Alisa Taormina of the Litigation and Financial Services/Class Action Business Units Shares Her Experiences in the Legal Industry and at Stroock
Alisa Taormina is a member of our Litigation and Financial Services/Class Action Business Units. She joined us in 2011 from Cole, Scott & Kissane, P.A. where her practice focused on the defense of claims for premises liability, property damage and auto negligence.
Q. What is the primary focus of your practice?
A. My practice is focused on representing consumer financial services companies in consumer litigation matters in both individual actions and class actions. Clients that I work for include Chase Bank USA, N.A., HSBC Bank USA, N.A. and TransUnion LLC. The matters I handle typically involve alleged violations of the Fair Credit Reporting Act, the Fair Debt Collections Act, and state debt collection practices statutes such as the Florida Consumer Collection Practices Act.
I was part of the Stroock team that represented Chase Bank USA, N.A. in a matter asserting claims under the Fair Credit Reporting Act and various state laws in Triplett v. JP Morgan Chase Bank (Northern District of Florida Case No. 4:13-cv-556). We were able to obtain a dismissal at the pleading stage based on several grounds including preemption.
I was also involved in Marshall v. ITT Technical Institute, et al. (Eastern District of Tennessee Case No. 3:11-cv-00552) wherein we represented one of the defendants, Sallie Mae, Inc. Our team was able to obtain a dismissal by asserting claims for misrepresentation, civil conspiracy and violation of state and federal debt collection statutes based upon misleading and deceptive statements in ITT Technical Institute’s educational programs promotional materials and practices relating to student loans used to finance education.
Q. What is the most challenging aspect of your profession?
A. An aspect of my profession that I find both challenging and exciting is that it is continuously changing and developing. In my practice area, in particular, we must often address new laws and regulations, or changes to existing laws, which keeps us on our toes.

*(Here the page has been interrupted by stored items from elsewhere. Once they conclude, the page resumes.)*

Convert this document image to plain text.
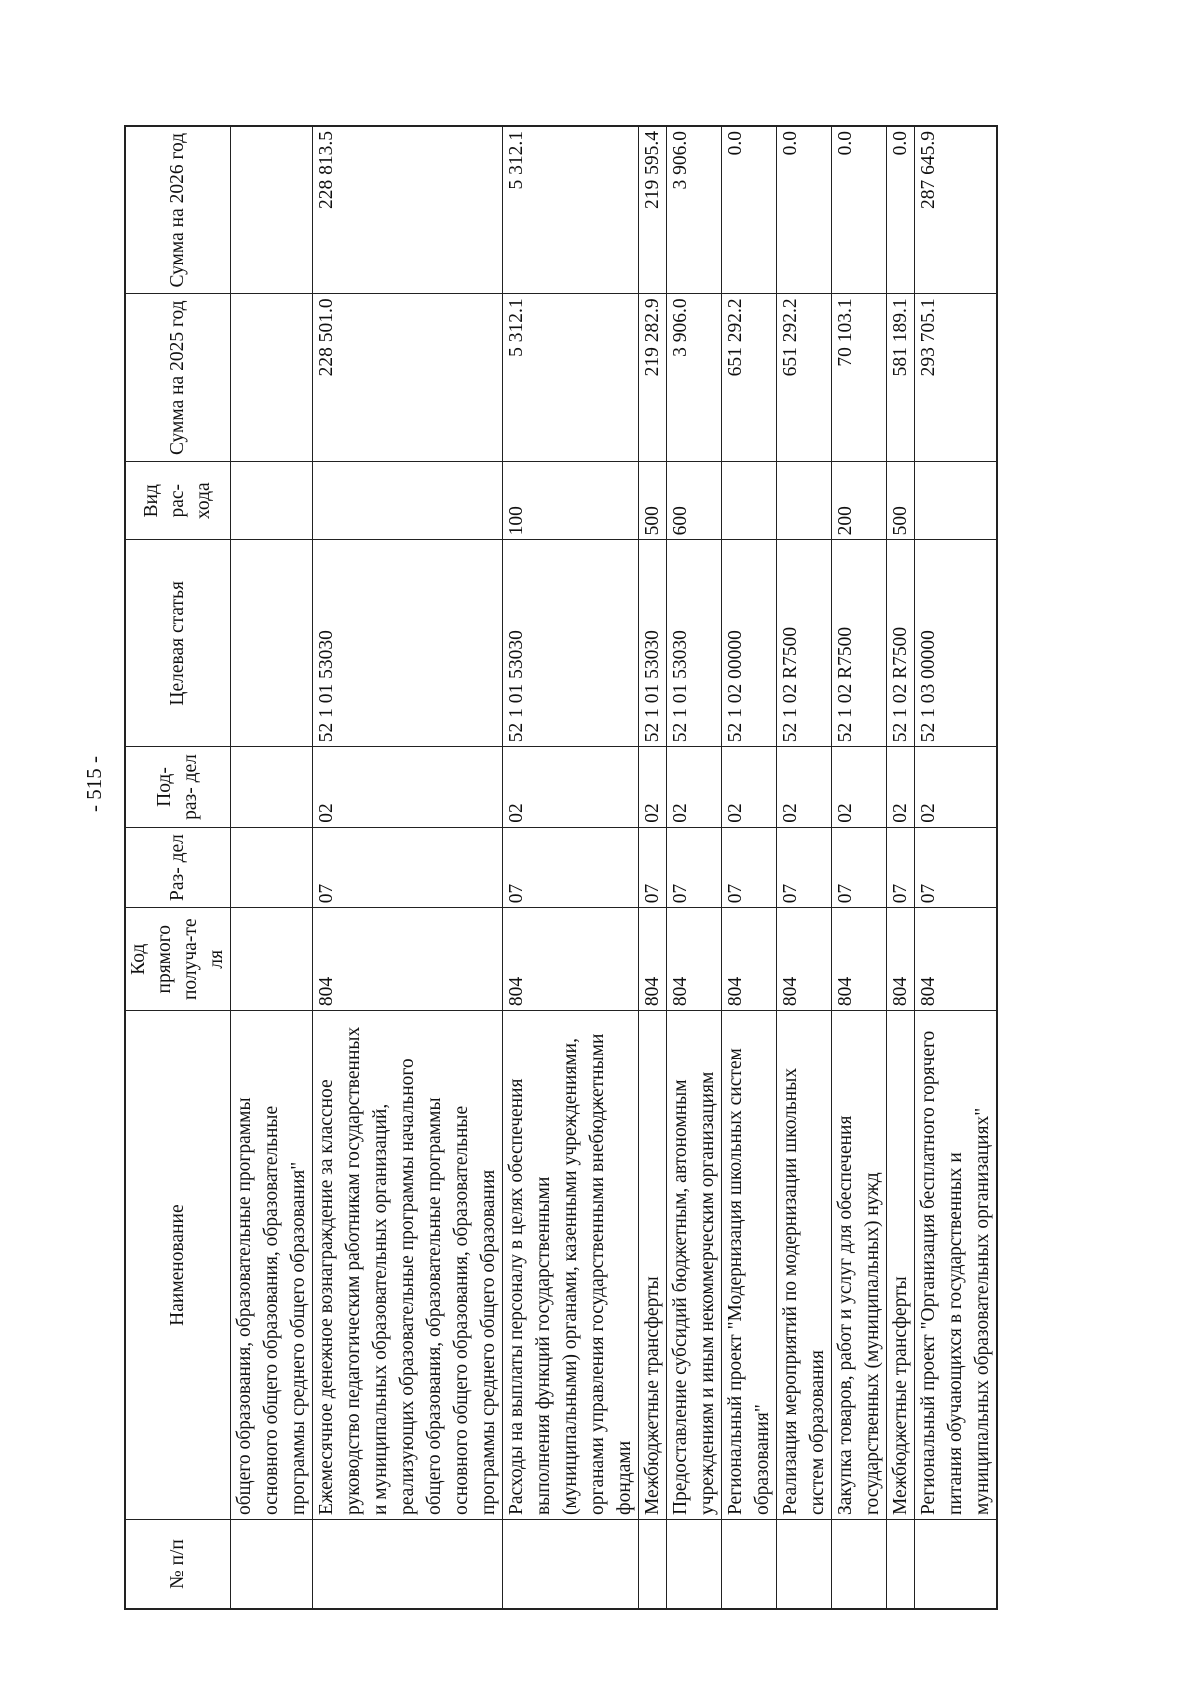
- 515 -
№ п/п	Наименование	Код прямого получа-те ля	Раз- дел	Под- раз- дел	Целевая статья	Вид рас- хода	Сумма на 2025 год	Сумма на 2026 год
	общего образования, образовательные программы основного общего образования, образовательные программы среднего общего образования"							
	Ежемесячное денежное вознаграждение за классное руководство педагогическим работникам государственных и муниципальных образовательных организаций, реализующих образовательные программы начального общего образования, образовательные программы основного общего образования, образовательные программы среднего общего образования	804	07	02	52 1 01 53030		228 501.0	228 813.5
	Расходы на выплаты персоналу в целях обеспечения выполнения функций государственными (муниципальными) органами, казенными учреждениями, органами управления государственными внебюджетными фондами	804	07	02	52 1 01 53030	100	5 312.1	5 312.1
	Межбюджетные трансферты	804	07	02	52 1 01 53030	500	219 282.9	219 595.4
	Предоставление субсидий бюджетным, автономным учреждениям и иным некоммерческим организациям	804	07	02	52 1 01 53030	600	3 906.0	3 906.0
	Региональный проект "Модернизация школьных систем образования"	804	07	02	52 1 02 00000		651 292.2	0.0
	Реализация мероприятий по модернизации школьных систем образования	804	07	02	52 1 02 R7500		651 292.2	0.0
	Закупка товаров, работ и услуг для обеспечения государственных (муниципальных) нужд	804	07	02	52 1 02 R7500	200	70 103.1	0.0
	Межбюджетные трансферты	804	07	02	52 1 02 R7500	500	581 189.1	0.0
	Региональный проект "Организация бесплатного горячего питания обучающихся в государственных и муниципальных образовательных организациях"	804	07	02	52 1 03 00000		293 705.1	287 645.9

For example, the Bureau of Consumer Financial Protection recently made clear its intention to ban (or severely limit) class action waivers and pre-dispute arbitration agreements. Although a formal rule has yet to be issued, anticipated action will have significant implications for all financial institutions employing arbitration.
Q. What jobs did you have before becoming a lawyer?
A. During high school and college I worked at a daycare center and later became a nanny during my summer breaks from school. I still talk to one of the children who I started babysitting when she was 12 days old – she is 14 now.
Q. What activities are you involved in?
A. Outside of Stroock, I like to stay active and spend as much time as possible outdoors. You can usually find me at a pilates or yoga class, or on the beach.
Q. What advice would you give to an incoming first year associate?
A. Immerse yourself in the law. Take advantage of the resources available to you and pay close attention to the advice, guidance and teaching provided by senior attorneys. I think it is also important to spend time outside of work gaining as much knowledge as possible about your practice area.